O candidato que jurava estar acima das transações políticas-partidárias fisiológicas acabou virando refém do “Centrão”, o agrupamento carreirista que sobrevive no Congresso Nacional, especialmente na Câmara dos Deputados, à custa de práticas como o “toma lá, dá cá”, sem compromisso maior com o espírito público. Em termos de obras e benefícios para a população brasileira, enquanto isso, o governo Bolsonaro não registra grandes avanços. Seu grande feito, indiscutível, foi no avanço da campanha de vacinação contra o novo coronavírus, estágio a que se chegou graças à mobilização incessante da sociedade e depois de infindáveis atropelos e erros estratégicos provocados pela incúria do Poder Público mercê da postura negacionista que se atribuiu, tentando, o tempo inteiro, desqualificar a Ciência e desautorizar profissionais da Medicina. Fora daí, o governo Bolsonaro falhou redondamente nos acenos de geração de emprego e renda e apelou para paliativos, traduzidos em auxílios emergenciais, no esforço desesperado para impedir o pior, ou seja, o colapso total.
Uma pesquisa Datafolha divulgada na noite de ontem mostra que Lula é considerado o melhor presidente da história do país para 51% dos brasileiros. O levantamento revelou que o petista recuperou grande parte da popularidade após o processo conduzido pela Lava Jato e está 40 pontos à frente de Bolsonaro, considerado melhor presidente da história por apenas 11%. Fernando Henrique Cardoso (PSDB) e Getúlio Vargas (PTB) foram citados por 4%, abaixo dos 11% que dizem não saber. Com 1% foram lembrados Juscelino Kubitscheck, José Sarney, João Baptista Figueiredo, Itamar Franco, Dilma Rousseff, Jânio Quadros e Tancredo Neves.

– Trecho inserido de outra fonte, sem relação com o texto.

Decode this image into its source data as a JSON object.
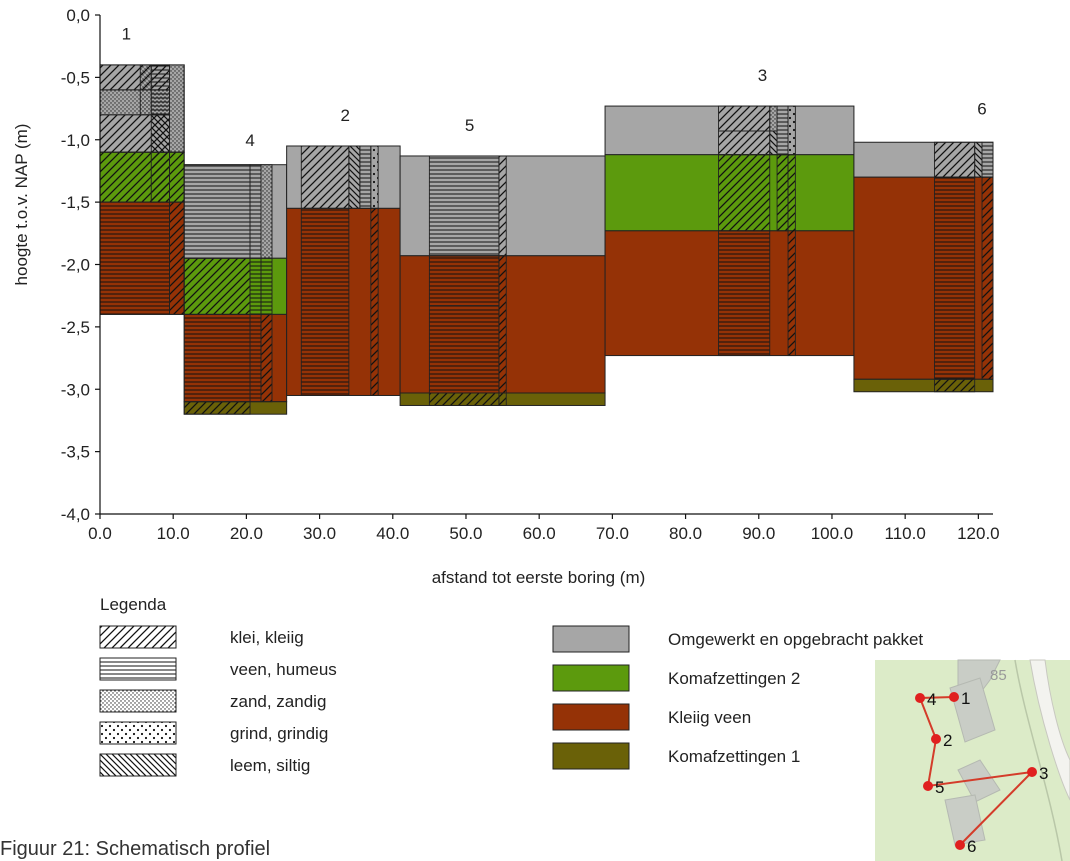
{
  "chart_data": {
    "type": "stratigraphic-profile",
    "xlabel": "afstand tot eerste boring (m)",
    "ylabel": "hoogte t.o.v. NAP (m)",
    "xlim": [
      0,
      122
    ],
    "ylim": [
      -4.0,
      0.0
    ],
    "xticks": [
      "0.0",
      "10.0",
      "20.0",
      "30.0",
      "40.0",
      "50.0",
      "60.0",
      "70.0",
      "80.0",
      "90.0",
      "100.0",
      "110.0",
      "120.0"
    ],
    "xtick_values": [
      0,
      10,
      20,
      30,
      40,
      50,
      60,
      70,
      80,
      90,
      100,
      110,
      120
    ],
    "yticks": [
      "0,0",
      "-0,5",
      "-1,0",
      "-1,5",
      "-2,0",
      "-2,5",
      "-3,0",
      "-3,5",
      "-4,0"
    ],
    "ytick_values": [
      0,
      -0.5,
      -1.0,
      -1.5,
      -2.0,
      -2.5,
      -3.0,
      -3.5,
      -4.0
    ],
    "units": [
      {
        "x0": 0,
        "x1": 11.5,
        "top": -0.4,
        "bottom": -1.1,
        "unit": "grey"
      },
      {
        "x0": 0,
        "x1": 11.5,
        "top": -1.1,
        "bottom": -1.5,
        "unit": "green"
      },
      {
        "x0": 0,
        "x1": 11.5,
        "top": -1.5,
        "bottom": -2.4,
        "unit": "brown"
      },
      {
        "x0": 11.5,
        "x1": 25.5,
        "top": -1.2,
        "bottom": -1.95,
        "unit": "grey"
      },
      {
        "x0": 11.5,
        "x1": 25.5,
        "top": -1.95,
        "bottom": -2.4,
        "unit": "green"
      },
      {
        "x0": 11.5,
        "x1": 25.5,
        "top": -2.4,
        "bottom": -3.1,
        "unit": "brown"
      },
      {
        "x0": 11.5,
        "x1": 25.5,
        "top": -3.1,
        "bottom": -3.2,
        "unit": "olive"
      },
      {
        "x0": 25.5,
        "x1": 41.0,
        "top": -1.05,
        "bottom": -1.55,
        "unit": "grey"
      },
      {
        "x0": 25.5,
        "x1": 41.0,
        "top": -1.55,
        "bottom": -3.05,
        "unit": "brown"
      },
      {
        "x0": 41.0,
        "x1": 69.0,
        "top": -1.13,
        "bottom": -1.93,
        "unit": "grey"
      },
      {
        "x0": 41.0,
        "x1": 69.0,
        "top": -1.93,
        "bottom": -3.03,
        "unit": "brown"
      },
      {
        "x0": 41.0,
        "x1": 69.0,
        "top": -3.03,
        "bottom": -3.13,
        "unit": "olive"
      },
      {
        "x0": 69.0,
        "x1": 103.0,
        "top": -0.73,
        "bottom": -1.12,
        "unit": "grey"
      },
      {
        "x0": 69.0,
        "x1": 103.0,
        "top": -1.12,
        "bottom": -1.73,
        "unit": "green"
      },
      {
        "x0": 69.0,
        "x1": 103.0,
        "top": -1.73,
        "bottom": -2.73,
        "unit": "brown"
      },
      {
        "x0": 103.0,
        "x1": 122.0,
        "top": -1.02,
        "bottom": -1.3,
        "unit": "grey"
      },
      {
        "x0": 103.0,
        "x1": 122.0,
        "top": -1.3,
        "bottom": -2.92,
        "unit": "brown"
      },
      {
        "x0": 103.0,
        "x1": 122.0,
        "top": -2.92,
        "bottom": -3.02,
        "unit": "olive"
      }
    ],
    "borings": [
      {
        "label": "1",
        "x0": 0,
        "x1": 9.5,
        "label_x": 3.6,
        "label_y": -0.15,
        "cols": [
          {
            "x0": 0,
            "x1": 9.5,
            "layers": [
              {
                "top": -0.4,
                "bottom": -0.6,
                "pattern": "klei"
              },
              {
                "top": -0.6,
                "bottom": -0.8,
                "pattern": "zand"
              },
              {
                "top": -0.8,
                "bottom": -1.1,
                "pattern": "klei"
              },
              {
                "top": -1.1,
                "bottom": -1.5,
                "pattern": "klei"
              },
              {
                "top": -1.5,
                "bottom": -2.4,
                "pattern": "veen"
              }
            ]
          },
          {
            "x0": 5.5,
            "x1": 7.0,
            "layers": [
              {
                "top": -0.4,
                "bottom": -0.8,
                "pattern": "zand"
              }
            ]
          },
          {
            "x0": 7.0,
            "x1": 9.5,
            "layers": [
              {
                "top": -0.4,
                "bottom": -0.8,
                "pattern": "veen"
              },
              {
                "top": -0.8,
                "bottom": -1.1,
                "pattern": "leem"
              },
              {
                "top": -1.1,
                "bottom": -1.5,
                "pattern": "klei"
              }
            ]
          },
          {
            "x0": 9.5,
            "x1": 11.5,
            "layers": [
              {
                "top": -0.4,
                "bottom": -1.1,
                "pattern": "zand"
              },
              {
                "top": -1.1,
                "bottom": -1.5,
                "pattern": "klei"
              },
              {
                "top": -1.5,
                "bottom": -2.4,
                "pattern": "klei"
              }
            ]
          }
        ]
      },
      {
        "label": "4",
        "x0": 11.5,
        "x1": 23.5,
        "label_x": 20.5,
        "label_y": -1.0,
        "cols": [
          {
            "x0": 11.5,
            "x1": 20.5,
            "layers": [
              {
                "top": -1.2,
                "bottom": -1.95,
                "pattern": "veen"
              },
              {
                "top": -1.95,
                "bottom": -2.4,
                "pattern": "klei"
              },
              {
                "top": -2.4,
                "bottom": -3.1,
                "pattern": "veen"
              },
              {
                "top": -3.1,
                "bottom": -3.2,
                "pattern": "klei"
              }
            ]
          },
          {
            "x0": 20.5,
            "x1": 22.0,
            "layers": [
              {
                "top": -1.2,
                "bottom": -1.95,
                "pattern": "veen"
              },
              {
                "top": -1.95,
                "bottom": -2.4,
                "pattern": "veen"
              },
              {
                "top": -2.4,
                "bottom": -3.1,
                "pattern": "veen"
              }
            ]
          },
          {
            "x0": 22.0,
            "x1": 23.5,
            "layers": [
              {
                "top": -1.2,
                "bottom": -1.95,
                "pattern": "zand"
              },
              {
                "top": -1.95,
                "bottom": -2.4,
                "pattern": "veen"
              },
              {
                "top": -2.4,
                "bottom": -3.1,
                "pattern": "klei"
              }
            ]
          }
        ]
      },
      {
        "label": "2",
        "x0": 27.5,
        "x1": 38.0,
        "label_x": 33.5,
        "label_y": -0.8,
        "cols": [
          {
            "x0": 27.5,
            "x1": 34.0,
            "layers": [
              {
                "top": -1.05,
                "bottom": -1.55,
                "pattern": "klei"
              },
              {
                "top": -1.55,
                "bottom": -3.05,
                "pattern": "veen"
              }
            ]
          },
          {
            "x0": 34.0,
            "x1": 35.5,
            "layers": [
              {
                "top": -1.05,
                "bottom": -1.55,
                "pattern": "leem"
              }
            ]
          },
          {
            "x0": 35.5,
            "x1": 37.0,
            "layers": [
              {
                "top": -1.05,
                "bottom": -1.55,
                "pattern": "veen"
              }
            ]
          },
          {
            "x0": 37.0,
            "x1": 38.0,
            "layers": [
              {
                "top": -1.05,
                "bottom": -1.55,
                "pattern": "grind"
              },
              {
                "top": -1.55,
                "bottom": -3.05,
                "pattern": "klei"
              }
            ]
          }
        ]
      },
      {
        "label": "5",
        "x0": 45.0,
        "x1": 55.5,
        "label_x": 50.5,
        "label_y": -0.88,
        "cols": [
          {
            "x0": 45.0,
            "x1": 54.5,
            "layers": [
              {
                "top": -1.13,
                "bottom": -1.93,
                "pattern": "veen"
              },
              {
                "top": -1.93,
                "bottom": -2.33,
                "pattern": "veen"
              },
              {
                "top": -2.33,
                "bottom": -3.03,
                "pattern": "veen"
              },
              {
                "top": -3.03,
                "bottom": -3.13,
                "pattern": "klei"
              }
            ]
          },
          {
            "x0": 54.5,
            "x1": 55.5,
            "layers": [
              {
                "top": -1.13,
                "bottom": -1.93,
                "pattern": "klei"
              },
              {
                "top": -1.93,
                "bottom": -3.03,
                "pattern": "klei"
              },
              {
                "top": -3.03,
                "bottom": -3.13,
                "pattern": "klei"
              }
            ]
          }
        ]
      },
      {
        "label": "3",
        "x0": 84.5,
        "x1": 95.0,
        "label_x": 90.5,
        "label_y": -0.48,
        "cols": [
          {
            "x0": 84.5,
            "x1": 91.5,
            "layers": [
              {
                "top": -0.73,
                "bottom": -0.93,
                "pattern": "klei"
              },
              {
                "top": -0.93,
                "bottom": -1.12,
                "pattern": "klei"
              },
              {
                "top": -1.12,
                "bottom": -1.73,
                "pattern": "klei"
              },
              {
                "top": -1.73,
                "bottom": -2.73,
                "pattern": "veen"
              }
            ]
          },
          {
            "x0": 91.5,
            "x1": 92.5,
            "layers": [
              {
                "top": -0.73,
                "bottom": -0.93,
                "pattern": "zand"
              },
              {
                "top": -0.93,
                "bottom": -1.12,
                "pattern": "leem"
              }
            ]
          },
          {
            "x0": 92.5,
            "x1": 94.0,
            "layers": [
              {
                "top": -0.73,
                "bottom": -1.12,
                "pattern": "veen"
              },
              {
                "top": -1.12,
                "bottom": -1.73,
                "pattern": "klei"
              }
            ]
          },
          {
            "x0": 94.0,
            "x1": 95.0,
            "layers": [
              {
                "top": -0.73,
                "bottom": -1.12,
                "pattern": "grind"
              },
              {
                "top": -1.12,
                "bottom": -2.73,
                "pattern": "klei"
              }
            ]
          }
        ]
      },
      {
        "label": "6",
        "x0": 114.0,
        "x1": 122.0,
        "label_x": 120.5,
        "label_y": -0.75,
        "cols": [
          {
            "x0": 114.0,
            "x1": 119.5,
            "layers": [
              {
                "top": -1.02,
                "bottom": -1.3,
                "pattern": "klei"
              },
              {
                "top": -1.3,
                "bottom": -2.92,
                "pattern": "veen"
              },
              {
                "top": -2.92,
                "bottom": -3.02,
                "pattern": "klei"
              }
            ]
          },
          {
            "x0": 119.5,
            "x1": 120.5,
            "layers": [
              {
                "top": -1.02,
                "bottom": -1.3,
                "pattern": "leem"
              }
            ]
          },
          {
            "x0": 120.5,
            "x1": 122.0,
            "layers": [
              {
                "top": -1.02,
                "bottom": -1.3,
                "pattern": "veen"
              },
              {
                "top": -1.3,
                "bottom": -2.92,
                "pattern": "klei"
              }
            ]
          }
        ]
      }
    ],
    "legend_title": "Legenda",
    "legend_patterns": [
      {
        "pattern": "klei",
        "label": "klei, kleiig"
      },
      {
        "pattern": "veen",
        "label": "veen, humeus"
      },
      {
        "pattern": "zand",
        "label": "zand, zandig"
      },
      {
        "pattern": "grind",
        "label": "grind, grindig"
      },
      {
        "pattern": "leem",
        "label": "leem, siltig"
      }
    ],
    "legend_units": [
      {
        "unit": "grey",
        "label": "Omgewerkt en opgebracht pakket"
      },
      {
        "unit": "green",
        "label": "Komafzettingen 2"
      },
      {
        "unit": "brown",
        "label": "Kleiig veen"
      },
      {
        "unit": "olive",
        "label": "Komafzettingen 1"
      }
    ],
    "unit_colors": {
      "grey": "#a6a6a6",
      "green": "#5c9a0d",
      "brown": "#953206",
      "olive": "#6a6108"
    },
    "map": {
      "number": "85",
      "points": [
        {
          "label": "1"
        },
        {
          "label": "4"
        },
        {
          "label": "2"
        },
        {
          "label": "5"
        },
        {
          "label": "3"
        },
        {
          "label": "6"
        }
      ],
      "point_color": "#e0201f",
      "line_color": "#d43c2a",
      "background": "#dcebc8"
    }
  },
  "caption": "Figuur 21: Schematisch profiel"
}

O ápice da avaliação de Lula ocorrera em 2010, quando 70% dos brasileiros o consideravam o melhor presidente. O índice chegou a 35% em março de 2016, seu pior nível, o que foi atribuído ao que os partidários de Lula chamam de “orquestração midiática” montada para destruir sua liderança política e seus espaços na cena nacional. Segundo o estudo Datafolha, a melhor avaliação de Lula – 66% – é entre os nordestinos. Bolsonaro lidera a lista dos piores presidentes da história do Brasil.

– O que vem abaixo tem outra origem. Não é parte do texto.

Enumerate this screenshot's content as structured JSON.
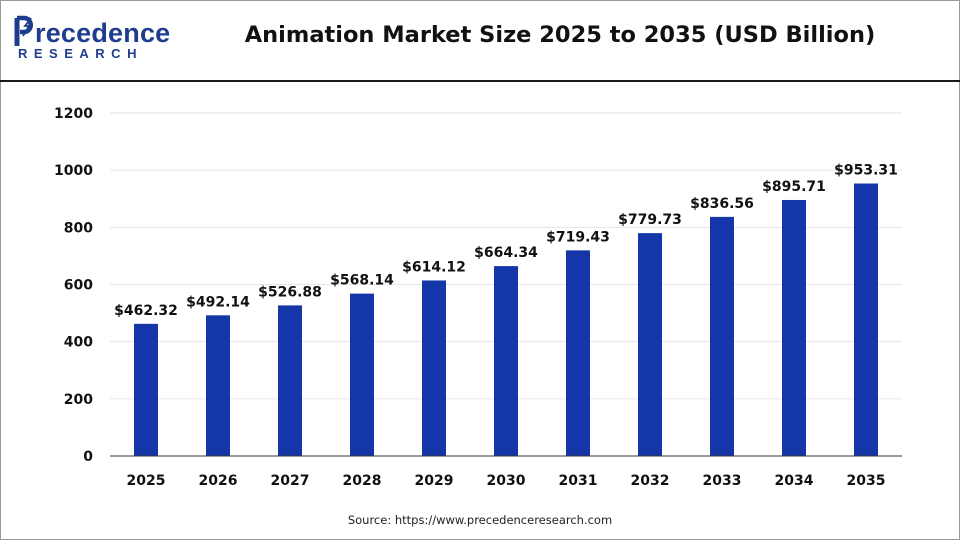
{
  "header": {
    "logo_word": "recedence",
    "logo_sub": "RESEARCH",
    "title": "Animation Market Size 2025 to 2035 (USD Billion)"
  },
  "footer": {
    "source": "Source: https://www.precedenceresearch.com"
  },
  "colors": {
    "bar": "#1436a8",
    "logo": "#1f3c8f",
    "grid": "#e6e6e6"
  },
  "chart_data": {
    "type": "bar",
    "title": "Animation Market Size 2025 to 2035 (USD Billion)",
    "xlabel": "",
    "ylabel": "",
    "ylim": [
      0,
      1200
    ],
    "yticks": [
      0,
      200,
      400,
      600,
      800,
      1000,
      1200
    ],
    "categories": [
      "2025",
      "2026",
      "2027",
      "2028",
      "2029",
      "2030",
      "2031",
      "2032",
      "2033",
      "2034",
      "2035"
    ],
    "values": [
      462.32,
      492.14,
      526.88,
      568.14,
      614.12,
      664.34,
      719.43,
      779.73,
      836.56,
      895.71,
      953.31
    ],
    "labels": [
      "$462.32",
      "$492.14",
      "$526.88",
      "$568.14",
      "$614.12",
      "$664.34",
      "$719.43",
      "$779.73",
      "$836.56",
      "$895.71",
      "$953.31"
    ],
    "grid": true,
    "legend": "none"
  }
}
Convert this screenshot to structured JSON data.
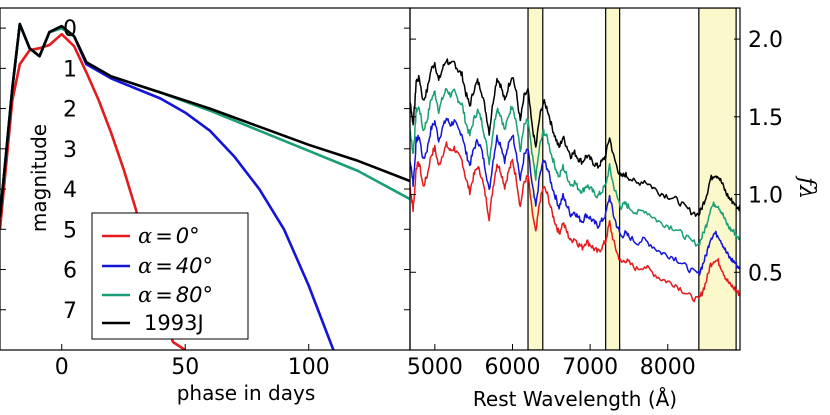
{
  "chart_data": [
    {
      "type": "line",
      "panel": "light curves",
      "xlabel": "phase in days",
      "ylabel": "magnitude",
      "xlim": [
        -25,
        141
      ],
      "ylim": [
        8,
        -0.5
      ],
      "x_ticks": [
        0,
        50,
        100
      ],
      "x_tick_labels": [
        "0",
        "50",
        "100"
      ],
      "y_ticks": [
        0,
        1,
        2,
        3,
        4,
        5,
        6,
        7
      ],
      "y_tick_labels": [
        "0",
        "1",
        "2",
        "3",
        "4",
        "5",
        "6",
        "7"
      ],
      "series": [
        {
          "name": "α=0°",
          "color": "#e41a1c",
          "x": [
            -25,
            -20,
            -17,
            -13,
            -9,
            -5,
            0,
            5,
            10,
            15,
            20,
            25,
            30,
            35,
            40,
            45,
            50
          ],
          "y": [
            5.0,
            1.8,
            0.9,
            0.55,
            0.5,
            0.42,
            0.15,
            0.45,
            1.1,
            1.8,
            2.6,
            3.5,
            4.5,
            5.6,
            6.8,
            7.8,
            8.0
          ]
        },
        {
          "name": "α=40°",
          "color": "#1414d8",
          "x": [
            -25,
            -20,
            -17,
            -13,
            -9,
            -5,
            0,
            5,
            10,
            20,
            30,
            40,
            50,
            60,
            70,
            80,
            90,
            100,
            110
          ],
          "y": [
            4.7,
            1.5,
            -0.1,
            0.5,
            0.7,
            0.1,
            0.0,
            0.2,
            0.9,
            1.25,
            1.5,
            1.75,
            2.1,
            2.55,
            3.2,
            4.0,
            5.0,
            6.4,
            8.0
          ]
        },
        {
          "name": "α=80°",
          "color": "#1a9e77",
          "x": [
            -25,
            -20,
            -17,
            -13,
            -9,
            -5,
            0,
            5,
            10,
            20,
            40,
            60,
            80,
            100,
            120,
            141
          ],
          "y": [
            4.7,
            1.5,
            -0.1,
            0.5,
            0.7,
            0.1,
            0.0,
            0.2,
            0.85,
            1.2,
            1.6,
            2.05,
            2.55,
            3.05,
            3.55,
            4.25
          ]
        },
        {
          "name": "1993J",
          "color": "#000000",
          "x": [
            -25,
            -20,
            -17,
            -13,
            -9,
            -5,
            0,
            5,
            10,
            20,
            40,
            60,
            80,
            100,
            120,
            141
          ],
          "y": [
            4.7,
            1.5,
            -0.1,
            0.5,
            0.7,
            0.1,
            -0.05,
            0.2,
            0.85,
            1.2,
            1.6,
            2.0,
            2.45,
            2.9,
            3.3,
            3.8
          ]
        }
      ],
      "legend": [
        "α=0°",
        "α=40°",
        "α=80°",
        "1993J"
      ],
      "legend_position": "lower-left"
    },
    {
      "type": "line",
      "panel": "spectra",
      "xlabel": "Rest Wavelength (Å)",
      "ylabel": "fλ",
      "y_axis_side": "right",
      "xlim": [
        4680,
        8930
      ],
      "ylim": [
        0.0,
        2.2
      ],
      "x_ticks": [
        5000,
        6000,
        7000,
        8000
      ],
      "x_tick_labels": [
        "5000",
        "6000",
        "7000",
        "8000"
      ],
      "y_ticks": [
        0.5,
        1.0,
        1.5,
        2.0
      ],
      "y_tick_labels": [
        "0.5",
        "1.0",
        "1.5",
        "2.0"
      ],
      "shaded_bands": [
        [
          6200,
          6390
        ],
        [
          7200,
          7380
        ],
        [
          8400,
          8880
        ]
      ],
      "series": [
        {
          "name": "α=0°",
          "color": "#e41a1c",
          "offset": 0.0
        },
        {
          "name": "α=40°",
          "color": "#1414d8",
          "offset": 0.17
        },
        {
          "name": "α=80°",
          "color": "#1a9e77",
          "offset": 0.36
        },
        {
          "name": "1993J",
          "color": "#000000",
          "offset": 0.55
        }
      ],
      "base_profile": {
        "x": [
          4680,
          4700,
          4720,
          4740,
          4760,
          4800,
          4850,
          4900,
          4950,
          5000,
          5050,
          5100,
          5150,
          5200,
          5250,
          5300,
          5350,
          5400,
          5450,
          5500,
          5550,
          5600,
          5650,
          5700,
          5750,
          5800,
          5850,
          5900,
          5950,
          6000,
          6050,
          6100,
          6150,
          6200,
          6250,
          6300,
          6350,
          6400,
          6450,
          6500,
          6550,
          6600,
          6650,
          6700,
          6750,
          6800,
          6850,
          6900,
          6950,
          7000,
          7050,
          7100,
          7150,
          7200,
          7250,
          7300,
          7350,
          7400,
          7450,
          7500,
          7600,
          7700,
          7800,
          7900,
          8000,
          8100,
          8200,
          8300,
          8400,
          8450,
          8500,
          8550,
          8600,
          8650,
          8700,
          8750,
          8800,
          8850,
          8900,
          8930
        ],
        "y": [
          1.05,
          0.98,
          0.9,
          1.02,
          1.18,
          1.2,
          1.05,
          1.12,
          1.25,
          1.3,
          1.18,
          1.26,
          1.32,
          1.28,
          1.3,
          1.25,
          1.22,
          1.1,
          1.02,
          1.12,
          1.18,
          1.12,
          1.0,
          0.85,
          1.05,
          1.2,
          1.15,
          1.05,
          1.15,
          1.22,
          1.1,
          0.92,
          1.08,
          1.12,
          0.9,
          0.75,
          0.95,
          1.05,
          1.0,
          0.9,
          0.82,
          0.75,
          0.82,
          0.76,
          0.7,
          0.72,
          0.68,
          0.66,
          0.7,
          0.68,
          0.65,
          0.63,
          0.66,
          0.7,
          0.82,
          0.7,
          0.62,
          0.56,
          0.58,
          0.56,
          0.52,
          0.54,
          0.5,
          0.46,
          0.44,
          0.42,
          0.38,
          0.34,
          0.32,
          0.38,
          0.45,
          0.55,
          0.58,
          0.57,
          0.52,
          0.46,
          0.42,
          0.4,
          0.37,
          0.36
        ]
      }
    }
  ],
  "legend_labels": {
    "a0": {
      "lhs": "α",
      "eq": "=",
      "val": "0",
      "deg": "°"
    },
    "a40": {
      "lhs": "α",
      "eq": "=",
      "val": "40",
      "deg": "°"
    },
    "a80": {
      "lhs": "α",
      "eq": "=",
      "val": "80",
      "deg": "°"
    },
    "sn": "1993J"
  }
}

Haverá tempo – e condições – para que o presidente Jair Bolsonaro, detento percentuais tão expressivos de impopularidade e desgaste, reverta o cenário e assuma a dianteira nas intenções de voto para presidente da República em 2022? Tempo, ainda que restrito, sempre há. O que não parece haver, para o capitão, é aquele somatório das condições objetivas que lhe possibilitem uma guinada em termos de imagem e de aceitação. Salvo melhor juízo ou, então, fator superveniente, que pode vir a entrar no cálculo político, Jair, que se apresentava como o “Messias” em 2018, parece condenado a cumprir um mandato apenas no Palácio do Planalto. A esse respeito, diga-se que já estará de bom tamanho porque o grande milagre conseguido por Bolsonaro foi ter escapado de mais de uma centena de pedidos de impeachment que deram entrada na Câmara dos Deputados. Essa proeza ele deve, seguramente, a deputados como Rodrigo Maia (RJ) e Arthur Lira (AL), que ignoraram as manifestações das ruas e se recusaram a, sequer, colocar em debate o processo de impeachment. Abstraindo essa página obscura da História, o final de 2021 é, no termômetro popular, uma grande prévia do que pode desaguar nas urnas em outubro de 2022, já no primeiro turno.